Oubliez la vitesse supersonique de Doom Eternal : Doom: The Dark Ages débarque en bottes de plomb et étendard ensanglanté, bien décidé à enterrer les souvenirs de vos dashs frénétiques sous une montagne de crânes broyés. Id Software semble avoir troqué la cocaïne pour la testostérone médiévale, et le résultat sent la sueur, le sang et l’acier trempé.

Dès les premières heures de jeu, on comprend que ce nouvel opus divisera. Ceux qui attendent un Doom nerveux vont hurler à la trahison. Les autres — les vrais, les brutes — vont rugir de plaisir. Car ici, on ne court plus ; on encaisse, on pare, on contre, on explose. Le mantra est clair : « Tiens ta position et massacre. » La pièce maîtresse de ce bain de sang, c’est le bouclier. Pas un vulgaire couvercle de poubelle, non. Un disque mortel bordé de lames circulaires, qui transforme le Doom Slayer en Captain America sous acide. On le balance en frisbee dans les gencives des démons, on les voit tituber ou supplier (façon de parler), puis on s’avance pour finir le boulot.

Mais le vrai génie de ce bouclier, c’est sa capacité de « shield bash » : un dash fulgurant vers l’ennemi, qui vous propulse à travers l’arène pour mieux fendre les crânes ou entamer les molosses infernaux. C’est brutal, c’est jouissif, et ça donne au gameplay une fluidité insoupçonnée, malgré l’abandon apparent de la vitesse d’Eternal. L’illusion de lenteur s’efface : vous êtes un char d’assaut en colère, et rien ne vous arrête.

Autre nouveauté : le système de parade. Oui, vous avez bien lu. Doom adopte une philosophie à la Sekiro, avec parades précises, combos de mêlée et jauge de coups spéciaux à charger. Ici, l’ultra-violence se mérite. Pas question de spammer le poing à tout-va : chaque série de mandales doit être gagnée à coups de contres bien sentis. C’est exigeant, mais d’une puissance orgasmique.

Et les flingues, dans tout ça ? Ils sont toujours là, débordants de munitions. On mitraille encore du démon par grappes entières, mais on sent que The Dark Ages préfère la castagne au corps-à-corps. Le Doom Slayer est devenu un croisé furieux, une bête de guerre dans un monde de fanatiques où l’Église l’utilise comme un chien de guerre sacré. L’histoire démarre à peine, mais on sent que ça va virer hérétique à souhait.
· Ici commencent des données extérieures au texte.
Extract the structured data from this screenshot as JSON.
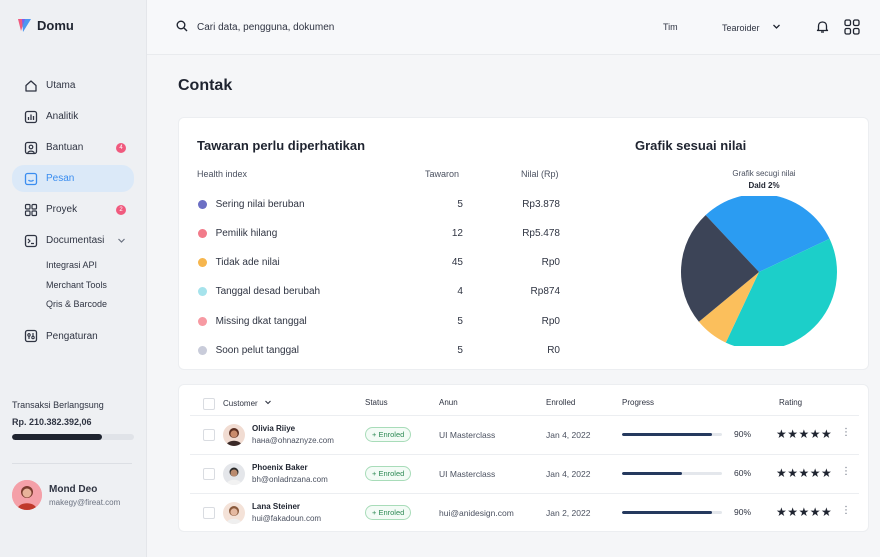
{
  "app": {
    "name": "Domu"
  },
  "sidebar": {
    "items": [
      {
        "label": "Utama"
      },
      {
        "label": "Analitik"
      },
      {
        "label": "Bantuan",
        "badge": "4"
      },
      {
        "label": "Pesan"
      },
      {
        "label": "Proyek",
        "badge": "2"
      },
      {
        "label": "Documentasi"
      }
    ],
    "sub_items": [
      "Integrasi API",
      "Merchant Tools",
      "Qris & Barcode"
    ],
    "settings_label": "Pengaturan",
    "transaction": {
      "label": "Transaksi Berlangsung",
      "amount": "Rp. 210.382.392,06",
      "progress": 0.74
    },
    "user": {
      "name": "Mond Deo",
      "email": "makegy@fireat.com"
    }
  },
  "topbar": {
    "search_placeholder": "Cari data, pengguna, dokumen",
    "team_label": "Tim",
    "account_label": "Tearoider"
  },
  "page": {
    "title": "Contak"
  },
  "offers": {
    "title": "Tawaran perlu diperhatikan",
    "columns": {
      "name": "Health index",
      "count": "Tawaron",
      "value": "Nilal (Rp)"
    },
    "rows": [
      {
        "label": "Sering nilai beruban",
        "count": "5",
        "value": "Rp3.878",
        "color": "#6c6fc4"
      },
      {
        "label": "Pemilik hilang",
        "count": "12",
        "value": "Rp5.478",
        "color": "#f27b8a"
      },
      {
        "label": "Tidak ade nilai",
        "count": "45",
        "value": "Rp0",
        "color": "#f6b64e"
      },
      {
        "label": "Tanggal desad berubah",
        "count": "4",
        "value": "Rp874",
        "color": "#a6e3ec"
      },
      {
        "label": "Missing dkat tanggal",
        "count": "5",
        "value": "Rp0",
        "color": "#f79aa3"
      },
      {
        "label": "Soon pelut tanggal",
        "count": "5",
        "value": "R0",
        "color": "#c9ccda"
      }
    ]
  },
  "chart": {
    "title": "Grafik sesuai nilai",
    "subtitle": "Grafik secugi nilai",
    "annotation": "Dald 2%"
  },
  "chart_data": {
    "type": "pie",
    "title": "Grafik sesuai nilai",
    "subtitle": "Grafik secugi nilai",
    "annotations": [
      "Dald 2%"
    ],
    "slices": [
      {
        "value": 30,
        "color": "#2b9cf2"
      },
      {
        "value": 39,
        "color": "#1ccfc9"
      },
      {
        "value": 7,
        "color": "#fbbf5c"
      },
      {
        "value": 24,
        "color": "#3c4457"
      }
    ]
  },
  "table": {
    "headers": {
      "customer": "Customer",
      "status": "Status",
      "anun": "Anun",
      "enrolled": "Enrolled",
      "progress": "Progress",
      "rating": "Rating"
    },
    "rows": [
      {
        "name": "Olivia Riiye",
        "email": "hана@ohnaznyze.com",
        "status": "+ Enroled",
        "anun": "UI Masterclass",
        "date": "Jan 4, 2022",
        "progress": 0.9,
        "pct": "90%",
        "stars": "★★★★★",
        "avatar_color": "#c98b6b"
      },
      {
        "name": "Phoenix Baker",
        "email": "bh@onladnzana.com",
        "status": "+ Enroled",
        "anun": "UI Masterclass",
        "date": "Jan 4, 2022",
        "progress": 0.6,
        "pct": "60%",
        "stars": "★★★★★",
        "avatar_color": "#8a6e5a"
      },
      {
        "name": "Lana Steiner",
        "email": "hui@fakadoun.com",
        "status": "+ Enroled",
        "anun": "hui@anidesign.com",
        "date": "Jan 2, 2022",
        "progress": 0.9,
        "pct": "90%",
        "stars": "★★★★★",
        "avatar_color": "#d9a48c"
      }
    ]
  }
}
En résumé ? Doom: The Dark Ages est un pari osé, une mutation radicale qui pourrait bien en choquer plus d’un. Mais pour les amateurs de violence tactique, de corps-à-corps vicieux et de gameplay qui réinvente sans renier, c’est une messe noire à ne pas rater.

Et franchement, si casser des crânes à coups de bouclier-lame en sprintant à travers une cathédrale infernale ne vous excite pas, alors peut-être que Doom n’est plus fait pour vous.